Du rêve à la réalité

Dans ma petite tête, il était clair qu’une fois arrivée au Cap Bathurst, j’allais directement viser le Cap Parry… Hop, un grand saut de puce et le tour était joué. Oui, mais ça c’était dans mes rêves, juste dans mes rêves ! La réalité, elle, a été bien différente. Depuis le Cap Bathurst, alors que j’attendais le meilleur moment pour continuer ma route, je l’ai vu très clairement, cette monumentale muraille blanche qui me barrait la route : de la glace, à perte de vue, pile poil en travers de ma route ! Pour y avoir goûté de très près et un peu trop longtemps à mon goût récemment, j’ai préféré éviter de m’y jeter à corps perdu et j’ai pris l’option de descendre le long de la côte pour essayer de contourner les glaces par le sud.

Le seul souci est que je savais ne pas trouver d’endroit abrité le long de cette côte si besoin. Et bien-sur, cela n’a pas manqué, quelques heures après mon départ, le ciel s’est obscurci, une pluie verglaçante s’est invitée pour la journée et la mer menaçante a rendu les heures vraiment fastidieuses. J’ai jeté l’ancre au pied de collines fumantes tout à fait étonnantes, les Smoking Hills (j’avais lu les explications sur internet mais j’avoue qu’étant donné mon état de fatigue, je ne saurais pas vous les restituer exactement). Une escale remuante où j’ai d’ailleurs bien failli perdre mon sac de couchage.

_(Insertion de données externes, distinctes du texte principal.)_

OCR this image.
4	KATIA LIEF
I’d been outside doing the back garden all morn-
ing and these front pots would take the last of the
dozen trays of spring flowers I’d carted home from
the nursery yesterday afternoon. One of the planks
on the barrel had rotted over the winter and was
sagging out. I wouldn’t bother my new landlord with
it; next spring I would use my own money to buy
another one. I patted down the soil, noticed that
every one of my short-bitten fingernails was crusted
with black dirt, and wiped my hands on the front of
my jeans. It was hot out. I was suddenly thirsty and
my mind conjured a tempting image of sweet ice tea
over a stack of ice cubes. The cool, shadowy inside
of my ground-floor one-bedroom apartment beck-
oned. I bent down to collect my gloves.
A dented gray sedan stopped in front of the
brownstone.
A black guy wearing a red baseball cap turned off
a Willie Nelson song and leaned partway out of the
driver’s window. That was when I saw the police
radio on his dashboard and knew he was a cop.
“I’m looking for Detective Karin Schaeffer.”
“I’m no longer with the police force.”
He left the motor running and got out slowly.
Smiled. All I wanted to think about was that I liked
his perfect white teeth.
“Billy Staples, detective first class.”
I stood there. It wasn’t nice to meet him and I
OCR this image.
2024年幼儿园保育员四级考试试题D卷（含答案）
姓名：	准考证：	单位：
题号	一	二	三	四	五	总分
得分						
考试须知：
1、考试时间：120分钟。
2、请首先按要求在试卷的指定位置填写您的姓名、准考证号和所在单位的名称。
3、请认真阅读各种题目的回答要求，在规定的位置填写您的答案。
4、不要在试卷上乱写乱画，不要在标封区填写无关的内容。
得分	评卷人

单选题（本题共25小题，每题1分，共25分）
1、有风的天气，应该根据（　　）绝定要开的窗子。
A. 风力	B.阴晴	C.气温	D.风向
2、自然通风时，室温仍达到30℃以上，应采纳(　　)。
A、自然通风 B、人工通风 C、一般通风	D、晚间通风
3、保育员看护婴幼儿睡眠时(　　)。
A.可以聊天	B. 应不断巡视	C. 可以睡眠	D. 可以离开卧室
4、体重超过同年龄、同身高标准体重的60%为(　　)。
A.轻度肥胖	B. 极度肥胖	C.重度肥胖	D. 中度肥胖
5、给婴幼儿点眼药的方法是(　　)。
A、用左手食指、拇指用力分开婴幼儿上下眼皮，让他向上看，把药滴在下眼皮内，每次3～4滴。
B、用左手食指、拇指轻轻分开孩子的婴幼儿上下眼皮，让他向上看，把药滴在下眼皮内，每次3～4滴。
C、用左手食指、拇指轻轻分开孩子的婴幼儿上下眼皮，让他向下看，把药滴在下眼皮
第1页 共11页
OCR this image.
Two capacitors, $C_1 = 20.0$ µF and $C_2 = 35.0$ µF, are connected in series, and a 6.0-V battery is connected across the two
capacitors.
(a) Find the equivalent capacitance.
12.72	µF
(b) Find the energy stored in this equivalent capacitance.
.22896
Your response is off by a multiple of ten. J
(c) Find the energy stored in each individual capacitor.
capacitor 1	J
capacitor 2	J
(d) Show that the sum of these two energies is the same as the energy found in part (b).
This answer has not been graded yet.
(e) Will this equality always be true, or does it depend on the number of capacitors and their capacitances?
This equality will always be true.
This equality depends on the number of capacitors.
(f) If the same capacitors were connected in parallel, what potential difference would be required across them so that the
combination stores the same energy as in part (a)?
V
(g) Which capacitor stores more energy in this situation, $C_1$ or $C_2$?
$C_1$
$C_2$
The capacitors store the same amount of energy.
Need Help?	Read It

J’avais profité de quelques trop rares rayons de soleil pour faire tout sécher à l’extérieur lorsqu’une rafale descendue des collines et emportant tout sur son passage s’est emparée de mon sac de couchage qu’elle a jeté à l’eau… Deux secondes de réflexion, une ombre d’hésitation et j’ai plongé la tête la première pour le récupérer car ce sac, ce n’est pas simplement un sac, c’est l’assurance de trouver un minimum de chaleur au cœur de cet univers glacial et humide. Sans lui, aux escales, la congélation serait quasi assurée.

Bref, il est à nouveau à bord, j’ai réussi à le faire sécher tant bien que mal, et très honnêtement même humide et salé, il est délicieux de se glisser dedans ! Quant à moi, je n’ai même pas eu le temps de réaliser à quel point l’eau était glaciale tant j’étais obnubilée par ce sauvetage. Ce n’est qu’une fois revenue sur la terre ferme que j’ai réalisé que mes dents s’entrechoquaient sans que je ne puisse rien n’y faire ! Un bon café brulant, et cette petite boîte miraculeuse dans laquelle  se trouve un petit morceau de charbon incandescent que l’on glisse tout contre soi ( merci Yves pour ce cadeau en or qui ne me quitte plus)… et j’étais remise de mes émotions !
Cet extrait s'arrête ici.